If you listen to the buzz about S&OP at an IBF Conference, you will hear a repeated theme. This seemingly endless refrain is recited by Planners, Vice Presidents, and everyone in-between. You all know the words, so say it with me, “If you want S&OP to succeed, you need Senior Management’s support and ownership.” Achieving this seems simple enough. There is only one step required to gain success, right? So, why is this challenge so widespread?
I have listened to many IBF members discuss their frustrations on this topic. I have had my own trials as well. The majority of feedback is that Leadership does not understand the value of the concept. Is there truth to this?
Most cases that I have examined rely on a common approach that leads to this familiar result. It begins by someone on the Planning Team asking for Senior Management exposure to “pitch” the S&OP concept. With significant poise and confidence, the idea is presented. Some leaders listen attentively, some shoot holes in the logic, while others check e-mails on their Blackberry. The Planning Team resurfaces at the next IBF event, looking for more solutions.
This approach often fails because S&OP is strategic by nature.
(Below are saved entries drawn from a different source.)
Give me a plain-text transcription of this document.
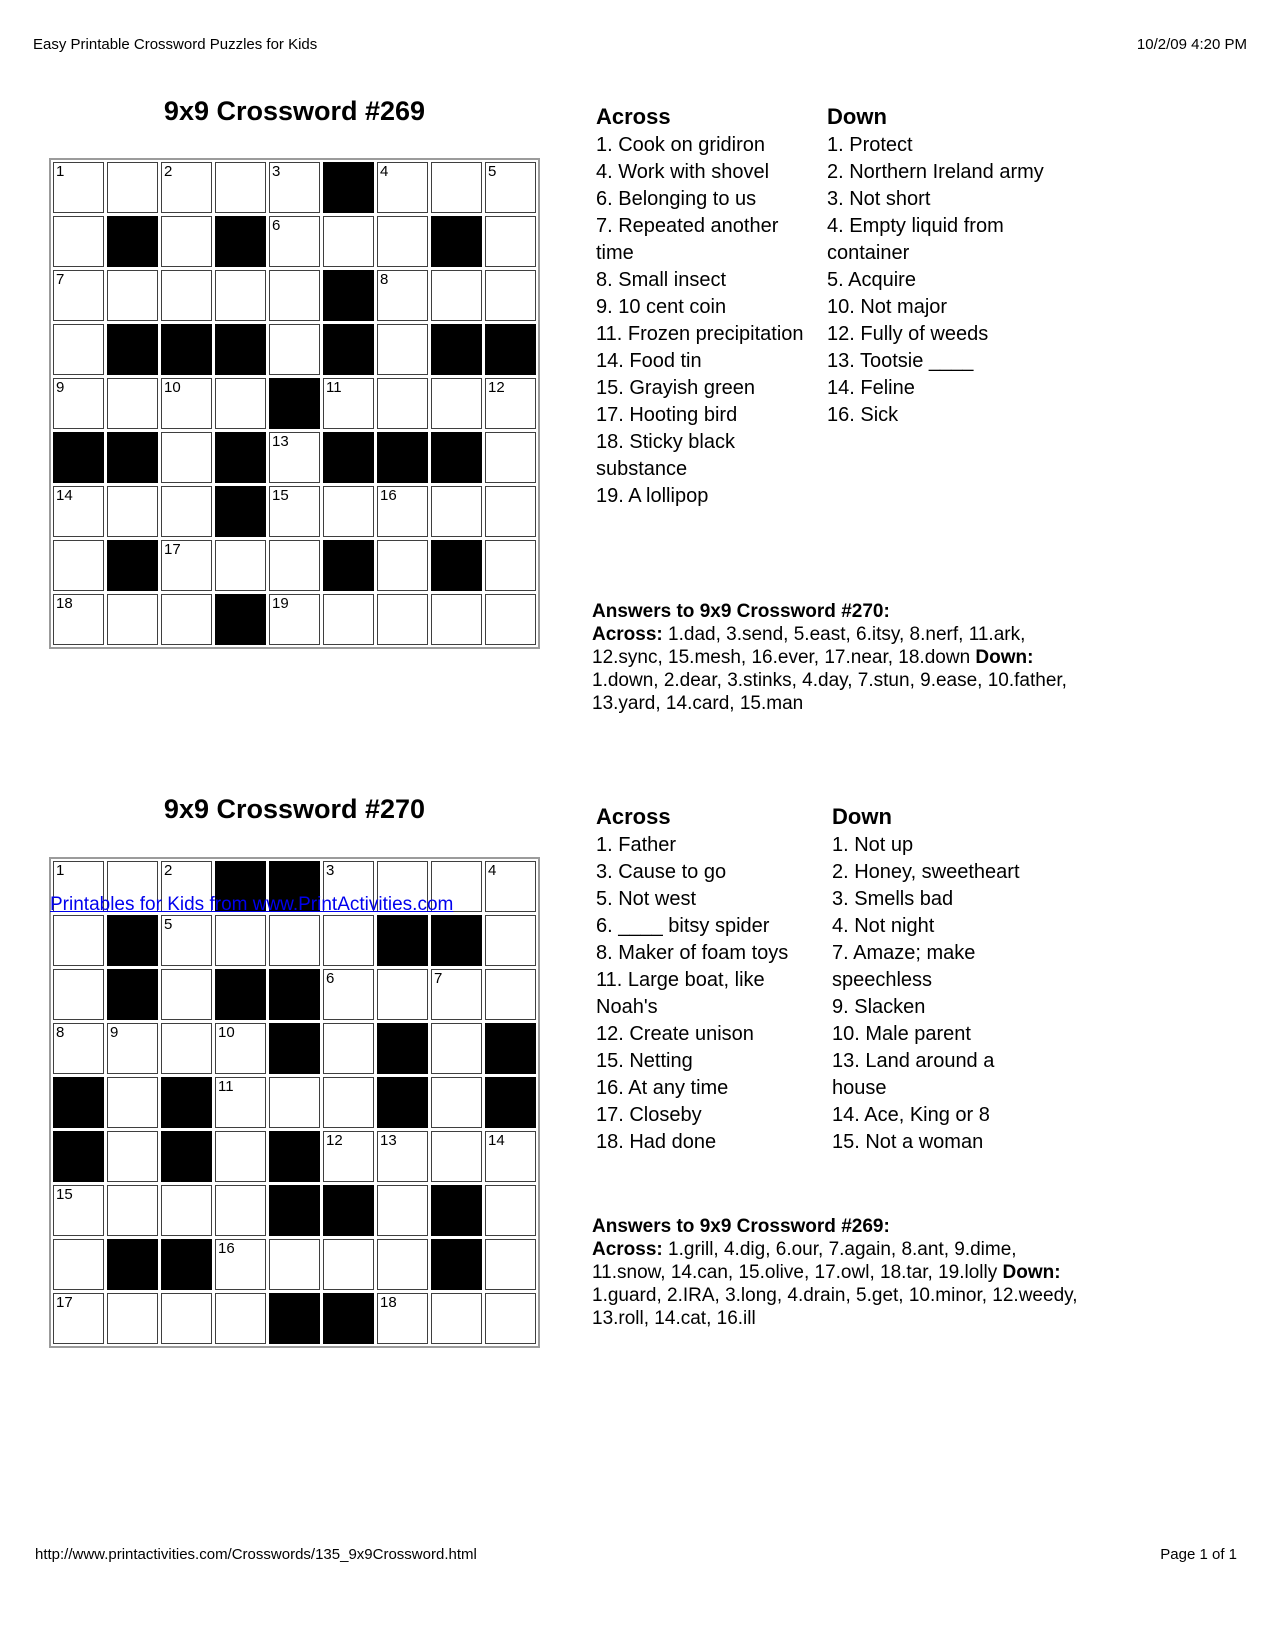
Easy Printable Crossword Puzzles for Kids	10/2/09 4:20 PM
9x9 Crossword #269
1	2	3	4	5
6
7	8
9	10	11	12
13
14	15	16
17
18	19
Across
1. Cook on gridiron
4. Work with shovel
6. Belonging to us
7. Repeated another time
8. Small insect
9. 10 cent coin
11. Frozen precipitation
14. Food tin
15. Grayish green
17. Hooting bird
18. Sticky black substance
19. A lollipop
Down
1. Protect
2. Northern Ireland army
3. Not short
4. Empty liquid from container
5. Acquire
10. Not major
12. Fully of weeds
13. Tootsie ____
14. Feline
16. Sick
Answers to 9x9 Crossword #270:

Across: 1.dad, 3.send, 5.east, 6.itsy, 8.nerf, 11.ark, 12.sync, 15.mesh, 16.ever, 17.near, 18.down Down: 1.down, 2.dear, 3.stinks, 4.day, 7.stun, 9.ease, 10.father, 13.yard, 14.card, 15.man

9x9 Crossword #270
1	2	3	4
5
6	7
8	9	10
11
12 13	14
15
16
17	18
Printables for Kids from www.PrintActivities.com
Across
1. Father
3. Cause to go
5. Not west
6. ____ bitsy spider
8. Maker of foam toys
11. Large boat, like Noah's
12. Create unison
15. Netting
16. At any time
17. Closeby
18. Had done
Down
1. Not up
2. Honey, sweetheart
3. Smells bad
4. Not night
7. Amaze; make speechless
9. Slacken
10. Male parent
13. Land around a house
14. Ace, King or 8
15. Not a woman
Answers to 9x9 Crossword #269:

Across: 1.grill, 4.dig, 6.our, 7.again, 8.ant, 9.dime, 11.snow, 14.can, 15.olive, 17.owl, 18.tar, 19.lolly Down: 1.guard, 2.IRA, 3.long, 4.drain, 5.get, 10.minor, 12.weedy, 13.roll, 14.cat, 16.ill

http://www.printactivities.com/Crosswords/135_9x9Crossword.html	Page 1 of 1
Senior Management, the requested audience, is responsible for setting strategy. The concept will not stand much chance when the Planning Team is indicating that Senior Management’s current strategies are not effective, and that a new solution like S&OP is needed.
Try this instead:
1) Before you go to Senior Management, start by discussing S&OP with your functional leader. This could be a VP Supply Chain, VP Sales, etc. Schedule an hour, and review the concept. Listen to their feedback. Provide them with documentation on how it works, and what the potential impact can be. Bring recent examples of situations that have diminished profit, such as excess inventory or lost sales. Make your stand on the point that an effective S&OP Process would have eliminated these issues. Provide a dollarized impact in every possible example. Gaining alignment may take months, but stay persistent.
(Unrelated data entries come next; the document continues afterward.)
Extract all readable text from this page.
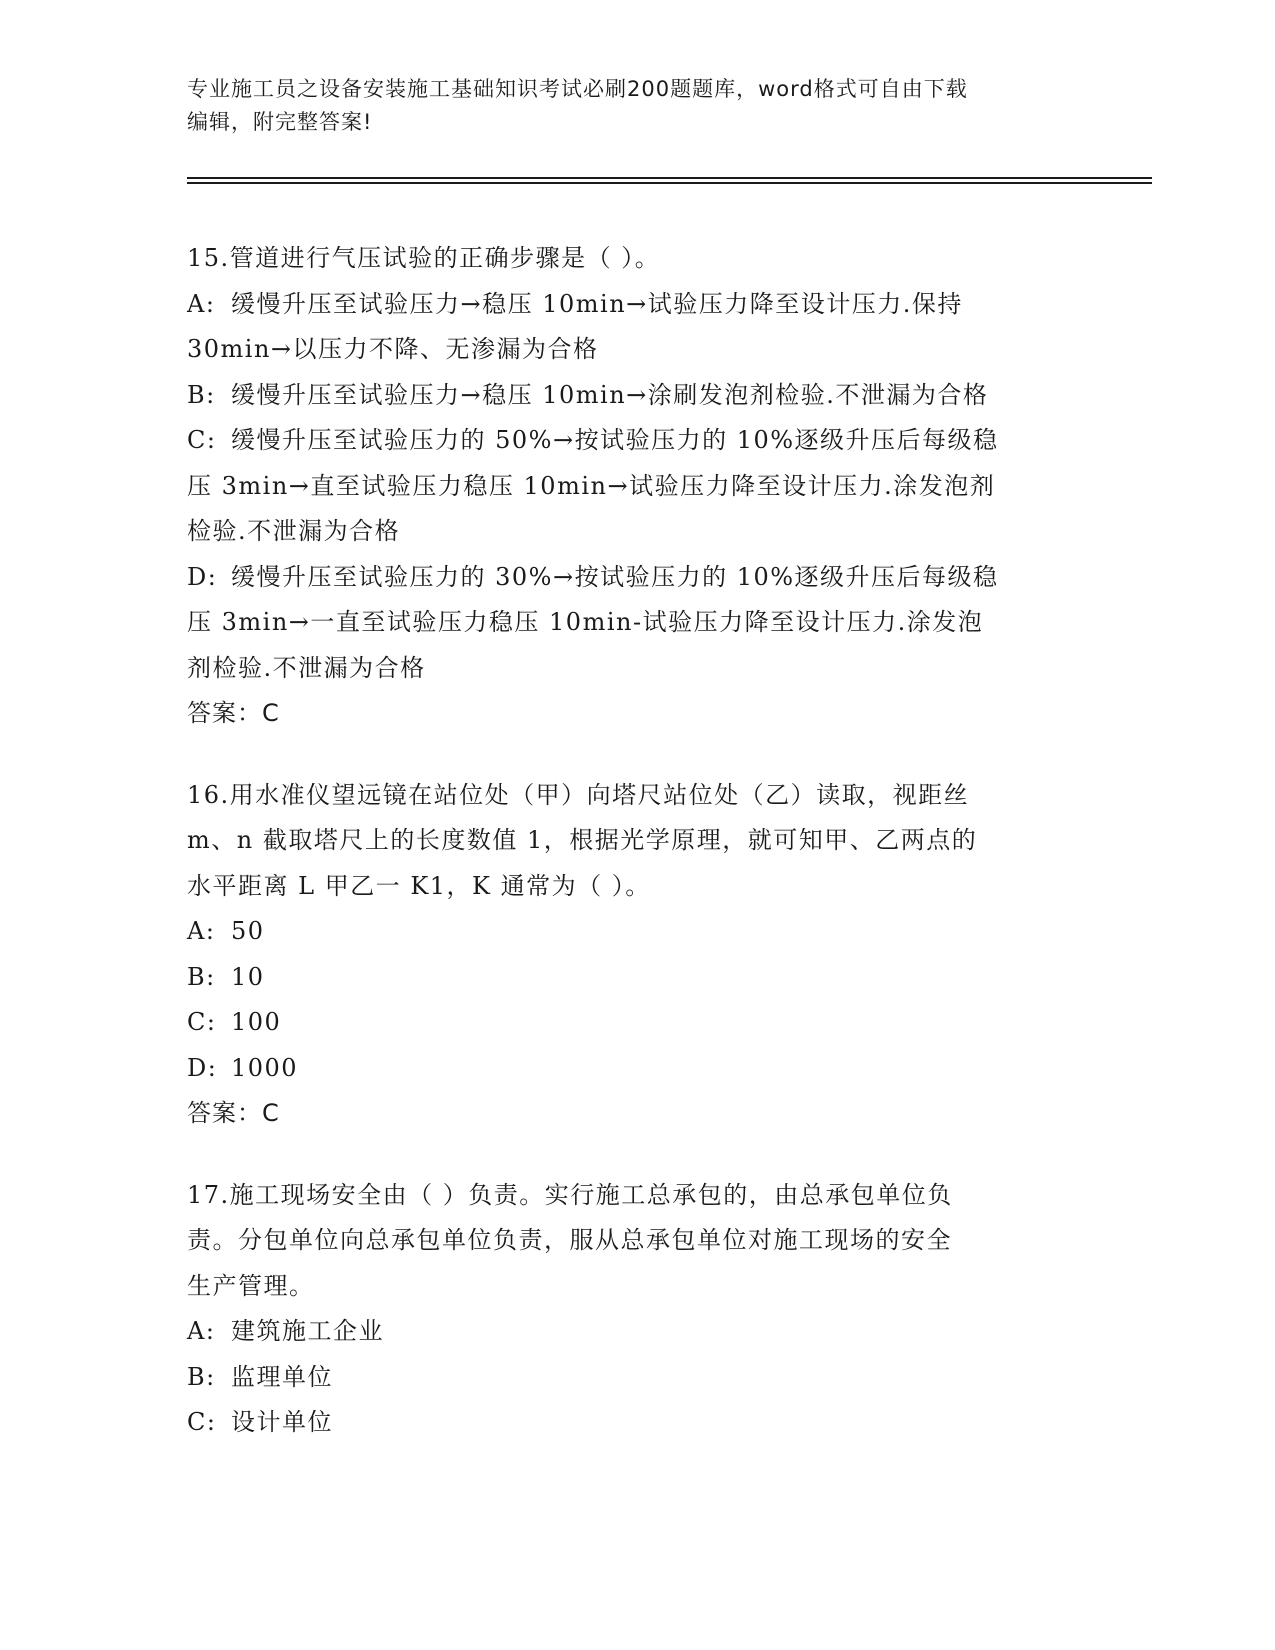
专业施工员之设备安装施工基础知识考试必刷200题题库，word格式可自由下载
编辑，附完整答案!
15.管道进行气压试验的正确步骤是（ ）。
A: 缓慢升压至试验压力→稳压 10min→试验压力降至设计压力.保持
30min→以压力不降、无渗漏为合格
B: 缓慢升压至试验压力→稳压 10min→涂刷发泡剂检验.不泄漏为合格
C: 缓慢升压至试验压力的 50%→按试验压力的 10%逐级升压后每级稳
压 3min→直至试验压力稳压 10min→试验压力降至设计压力.涂发泡剂
检验.不泄漏为合格
D: 缓慢升压至试验压力的 30%→按试验压力的 10%逐级升压后每级稳
压 3min→一直至试验压力稳压 10min-试验压力降至设计压力.涂发泡
剂检验.不泄漏为合格
答案：C
16.用水准仪望远镜在站位处（甲）向塔尺站位处（乙）读取，视距丝
m、n 截取塔尺上的长度数值 1，根据光学原理，就可知甲、乙两点的
水平距离 L 甲乙一 K1，K 通常为（ ）。
A: 50
B: 10
C: 100
D: 1000
答案：C
17.施工现场安全由（ ）负责。实行施工总承包的，由总承包单位负
责。分包单位向总承包单位负责，服从总承包单位对施工现场的安全
生产管理。
A: 建筑施工企业
B: 监理单位
C: 设计单位
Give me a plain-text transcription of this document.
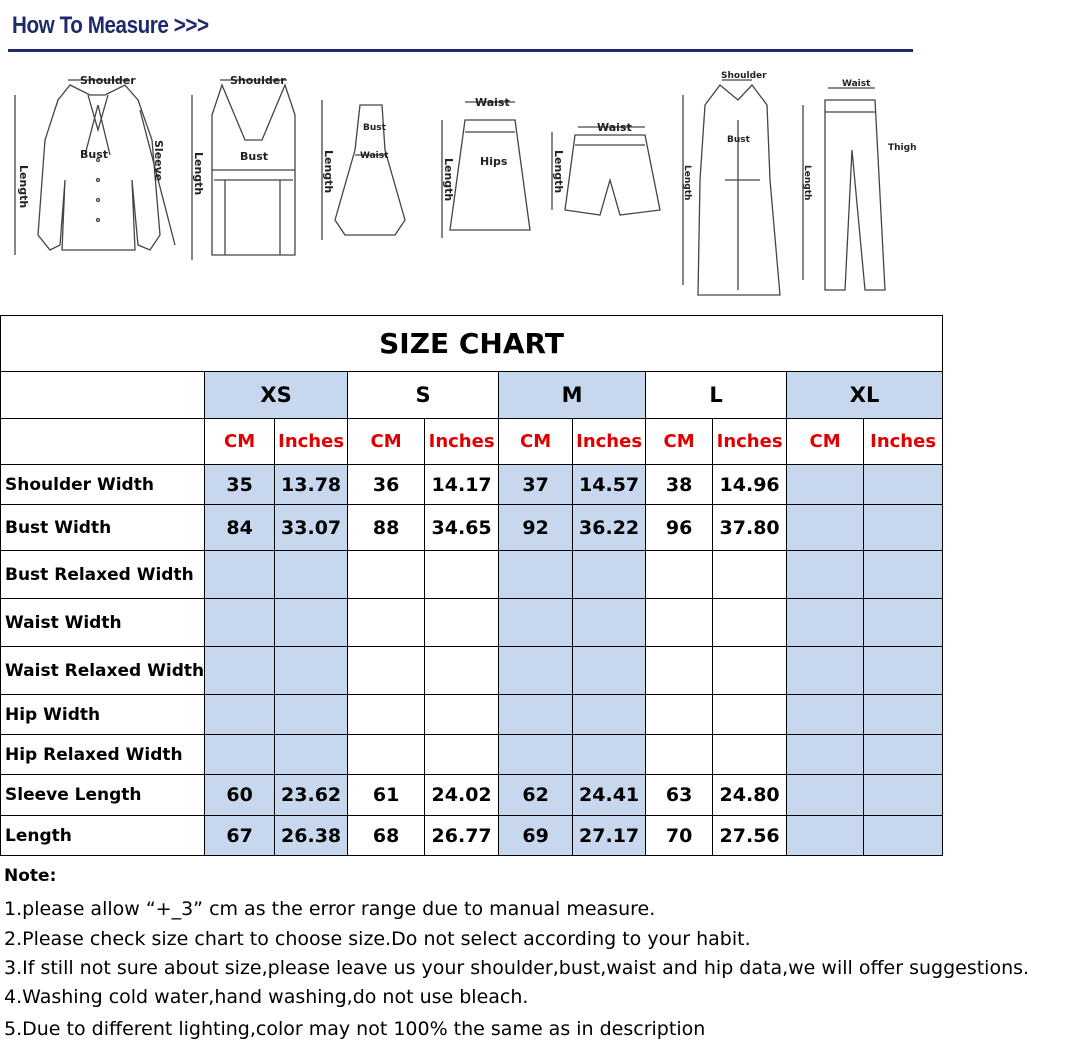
How To Measure >>>
Shoulder
Bust	Sleeve
Length
Shoulder
Bust
Length
Bust
Waist
Length
Waist
Hips
Length
Waist
Length
Shoulder
Bust
Length
Waist
Thigh
Length
SIZE CHART										
	XS		S		M		L		XL	
	CM	Inches	CM	Inches	CM	Inches	CM	Inches	CM	Inches
Shoulder Width	35	13.78	36	14.17	37	14.57	38	14.96		
Bust Width	84	33.07	88	34.65	92	36.22	96	37.80		
Bust Relaxed Width										
Waist Width										
Waist Relaxed Width										
Hip Width										
Hip Relaxed Width										
Sleeve Length	60	23.62	61	24.02	62	24.41	63	24.80		
Length	67	26.38	68	26.77	69	27.17	70	27.56		
Note:
1.please allow “+_3” cm as the error range due to manual measure.
2.Please check size chart to choose size.Do not select according to your habit.
3.If still not sure about size,please leave us your shoulder,bust,waist and hip data,we will offer suggestions.
4.Washing cold water,hand washing,do not use bleach.
5.Due to different lighting,color may not 100% the same as in description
2) Once your functional leader is convinced, ask them to present the impact of S&OP to the appropriate functional Board Member (COO, GM, etc.). Summarize and dollarize the impact. Make this person your S&OP Champion. Let her drive it as an agenda item at the next Board Meeting. It may take several discussions before the Board aligns on this initiative. However, if you have provided her with a solid case, she will stay persistent when it counts, which increases the chance of Board approval.
Once Senior Management aligns on piloting S&OP, the rest of the road is much easier to traverse. Remember that most success stories are not built in one day. The same cannot be said for failures!